Опять наступило короткое молчание. Грант сложил бумаги и уже собирался уходить, когда снова раздался голос Баркера:
– Послушайте, ну а если без шуток: вы сами-то не верите, что Ламонт убийца?
– Все говорит именно за то, что убил он. Все улики налицо, – произнес Грант. – Я сам не понимаю, что именно меня не устраивает. Но ничего не могу с собой поделать.

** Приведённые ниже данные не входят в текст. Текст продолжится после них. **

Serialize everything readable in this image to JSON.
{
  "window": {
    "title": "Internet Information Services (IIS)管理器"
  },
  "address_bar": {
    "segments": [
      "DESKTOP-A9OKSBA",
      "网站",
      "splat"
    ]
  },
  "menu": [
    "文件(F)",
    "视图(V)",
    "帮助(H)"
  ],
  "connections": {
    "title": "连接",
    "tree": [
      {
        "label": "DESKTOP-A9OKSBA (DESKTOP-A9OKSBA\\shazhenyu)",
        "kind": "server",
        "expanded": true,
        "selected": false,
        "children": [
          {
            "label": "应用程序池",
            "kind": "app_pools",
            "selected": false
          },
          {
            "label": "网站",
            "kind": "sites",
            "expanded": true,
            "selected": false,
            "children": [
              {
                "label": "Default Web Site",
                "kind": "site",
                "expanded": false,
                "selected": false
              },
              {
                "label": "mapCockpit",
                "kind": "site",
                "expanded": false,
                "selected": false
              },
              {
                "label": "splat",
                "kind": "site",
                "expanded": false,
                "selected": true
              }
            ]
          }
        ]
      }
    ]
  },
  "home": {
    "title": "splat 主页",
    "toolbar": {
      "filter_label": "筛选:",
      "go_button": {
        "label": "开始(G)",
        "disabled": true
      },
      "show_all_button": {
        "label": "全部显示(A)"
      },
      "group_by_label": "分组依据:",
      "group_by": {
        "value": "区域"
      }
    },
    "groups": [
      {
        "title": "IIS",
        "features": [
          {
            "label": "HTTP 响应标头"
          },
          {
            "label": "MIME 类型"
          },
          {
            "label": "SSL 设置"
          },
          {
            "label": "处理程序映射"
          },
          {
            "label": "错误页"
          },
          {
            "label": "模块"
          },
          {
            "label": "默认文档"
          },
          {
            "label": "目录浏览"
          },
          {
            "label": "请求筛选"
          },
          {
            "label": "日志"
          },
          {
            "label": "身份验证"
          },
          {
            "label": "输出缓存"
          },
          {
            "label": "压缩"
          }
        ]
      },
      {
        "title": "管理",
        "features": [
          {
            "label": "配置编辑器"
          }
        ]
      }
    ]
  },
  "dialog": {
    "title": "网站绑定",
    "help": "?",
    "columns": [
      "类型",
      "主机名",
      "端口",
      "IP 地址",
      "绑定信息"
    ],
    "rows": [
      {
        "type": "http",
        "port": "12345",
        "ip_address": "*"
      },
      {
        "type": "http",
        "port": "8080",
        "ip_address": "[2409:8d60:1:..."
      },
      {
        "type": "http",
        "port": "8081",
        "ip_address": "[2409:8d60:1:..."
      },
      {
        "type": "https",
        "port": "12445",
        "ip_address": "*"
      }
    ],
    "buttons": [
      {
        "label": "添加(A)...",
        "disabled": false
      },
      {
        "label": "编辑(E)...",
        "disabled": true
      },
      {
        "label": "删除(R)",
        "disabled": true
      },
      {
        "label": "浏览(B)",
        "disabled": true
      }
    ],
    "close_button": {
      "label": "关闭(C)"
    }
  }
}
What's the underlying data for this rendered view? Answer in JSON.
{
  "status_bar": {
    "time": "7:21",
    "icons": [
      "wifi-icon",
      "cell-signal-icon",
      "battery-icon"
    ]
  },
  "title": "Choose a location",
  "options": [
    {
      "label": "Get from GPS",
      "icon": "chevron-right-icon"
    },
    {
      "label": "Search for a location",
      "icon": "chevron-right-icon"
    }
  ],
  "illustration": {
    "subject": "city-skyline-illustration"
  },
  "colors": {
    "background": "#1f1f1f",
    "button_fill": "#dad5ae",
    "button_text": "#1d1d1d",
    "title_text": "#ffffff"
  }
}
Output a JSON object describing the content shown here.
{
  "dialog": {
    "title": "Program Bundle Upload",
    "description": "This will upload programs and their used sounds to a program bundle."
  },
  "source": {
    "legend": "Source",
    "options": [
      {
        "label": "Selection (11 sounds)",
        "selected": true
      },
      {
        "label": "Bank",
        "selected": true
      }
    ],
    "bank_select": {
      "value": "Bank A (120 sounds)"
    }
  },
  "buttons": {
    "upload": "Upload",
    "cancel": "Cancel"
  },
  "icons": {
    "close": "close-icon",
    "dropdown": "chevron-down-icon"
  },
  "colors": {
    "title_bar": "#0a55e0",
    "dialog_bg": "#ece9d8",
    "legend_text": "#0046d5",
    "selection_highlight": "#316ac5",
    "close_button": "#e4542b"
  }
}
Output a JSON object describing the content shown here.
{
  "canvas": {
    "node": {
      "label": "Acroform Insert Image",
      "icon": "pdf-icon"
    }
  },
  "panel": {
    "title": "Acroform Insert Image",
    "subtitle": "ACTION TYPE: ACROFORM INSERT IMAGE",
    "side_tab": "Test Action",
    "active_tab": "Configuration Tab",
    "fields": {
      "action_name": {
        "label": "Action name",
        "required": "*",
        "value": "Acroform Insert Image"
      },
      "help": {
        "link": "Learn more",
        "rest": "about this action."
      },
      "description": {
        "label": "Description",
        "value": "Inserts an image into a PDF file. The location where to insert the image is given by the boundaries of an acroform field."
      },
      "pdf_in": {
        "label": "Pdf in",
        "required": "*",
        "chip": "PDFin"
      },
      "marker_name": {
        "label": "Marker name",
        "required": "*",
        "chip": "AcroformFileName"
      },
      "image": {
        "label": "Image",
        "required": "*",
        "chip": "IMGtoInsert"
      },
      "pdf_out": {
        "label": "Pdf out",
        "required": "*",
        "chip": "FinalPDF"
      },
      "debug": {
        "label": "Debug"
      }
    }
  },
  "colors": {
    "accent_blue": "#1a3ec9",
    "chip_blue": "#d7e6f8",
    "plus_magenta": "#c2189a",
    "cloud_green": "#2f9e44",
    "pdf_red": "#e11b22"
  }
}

– Опять ваш знаменитый нюх? – проговорил Баркер в прежней полушутливой манере. Но Грант оставался серьезен.
– Нет, – сказал он. – Просто, в отличие от вас, я видел его и разговаривал с ним.
– Это то, о чем я говорил вам с самого начала, – напомнил Баркер. – Ламонт испробовал на вас свою жалостную историю, и у него получилось. Выкиньте все это из головы, Грант, пока вы не добудете хоть какого-то подтверждения своим сомнениям. Нюх – дело хорошее. Не буду отрицать: вам удавалось несколько раз прийти к совершенно феноменальным выводам, но в той или иной степени вы все-таки исходили из имеющихся улик, что в данном случае категорически невозможно.